Figures from the Centers for Disease Control and Prevention (CDC) show the seven-day rolling average of 26,306 cases across the United States is up 69.3 per cent from the previous week.

Most new cases are attributed to the Delta variant, and young people and those without any underlying conditions are susceptible to becoming seriously ill.

The US Surgeon General Dr Vivek Murthy said on Sunday that vaccinated people who contract the Delta variant are only likely to suffer a mild or asymptomatic infection.

But as of Monday morning, just 48.6 per cent of Americans are fully vaccinated, and 56 per cent have had at least one jab, according to the CDC.

In Los Angeles County, Covid-19 cases have surged by 300 percent since 4 July, leading to officials reimposing an indoor mask mandate.

Dr Murthy told ABC’s This Week that other counties experiencing sharp increases in cases of Covid-19 should also look at reinstating the compulsory mask use in large crowds and indoor settings.

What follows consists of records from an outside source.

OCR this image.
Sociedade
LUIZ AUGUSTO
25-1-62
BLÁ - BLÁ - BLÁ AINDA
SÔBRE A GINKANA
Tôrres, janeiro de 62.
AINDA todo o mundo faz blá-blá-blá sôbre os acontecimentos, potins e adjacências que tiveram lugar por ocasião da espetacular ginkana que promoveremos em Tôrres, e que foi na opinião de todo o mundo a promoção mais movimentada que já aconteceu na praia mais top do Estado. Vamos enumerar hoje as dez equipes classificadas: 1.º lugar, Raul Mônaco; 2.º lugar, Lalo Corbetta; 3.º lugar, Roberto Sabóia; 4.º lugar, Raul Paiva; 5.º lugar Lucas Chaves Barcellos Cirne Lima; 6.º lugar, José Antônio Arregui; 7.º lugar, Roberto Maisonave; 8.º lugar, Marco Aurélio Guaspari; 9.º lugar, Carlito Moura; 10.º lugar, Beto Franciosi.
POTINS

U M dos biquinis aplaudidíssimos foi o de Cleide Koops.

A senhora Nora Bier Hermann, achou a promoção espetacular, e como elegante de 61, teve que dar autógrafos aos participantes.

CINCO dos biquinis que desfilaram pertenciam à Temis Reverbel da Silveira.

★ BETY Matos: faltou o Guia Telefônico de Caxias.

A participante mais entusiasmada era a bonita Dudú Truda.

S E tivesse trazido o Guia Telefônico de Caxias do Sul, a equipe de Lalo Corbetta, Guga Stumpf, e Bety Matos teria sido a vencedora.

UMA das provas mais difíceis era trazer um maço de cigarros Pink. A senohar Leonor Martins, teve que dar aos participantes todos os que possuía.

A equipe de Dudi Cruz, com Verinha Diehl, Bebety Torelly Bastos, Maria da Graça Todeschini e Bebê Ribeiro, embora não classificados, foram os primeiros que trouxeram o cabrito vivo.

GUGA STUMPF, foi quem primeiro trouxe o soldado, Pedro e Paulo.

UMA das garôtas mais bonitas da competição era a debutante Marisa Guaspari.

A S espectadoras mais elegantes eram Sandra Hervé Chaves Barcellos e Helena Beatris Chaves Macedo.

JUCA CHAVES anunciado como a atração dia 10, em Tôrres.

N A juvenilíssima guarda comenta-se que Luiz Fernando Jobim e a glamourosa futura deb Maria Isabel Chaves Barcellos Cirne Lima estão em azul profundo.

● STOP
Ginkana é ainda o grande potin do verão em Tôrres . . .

Writing for NBCNews.com, Dr Davidson said he was hearing from medical professionals all over the country that Covid denialism was rampant among those seeking treatment.

“But even as medical professionals like us plead with people to get vaccinated, we see resistance, even hostility, flaring.”

When community groups in his “conservative stronghold” of western Michigan recruited local Republican leaders to encourage their voters to get vaccinated, Mr Davidson said the attempt at outreach was met with death threats.

He implored people to listen to the advice of health professionals rather than right-wing propagandists.

“What’s truly tragic is that the disinformation my patients and their families hear from their favorite commentators and pundits is dangerously, life-threateningly wrong,” Davidson writes.

“They should listen to their family doctors for medical advice, not Sean Hannity – whomresearchers have connected to higher infection rates – or Tucker Carlson, whosuggested with zero evidence that Covid-19 vaccines don’t work.”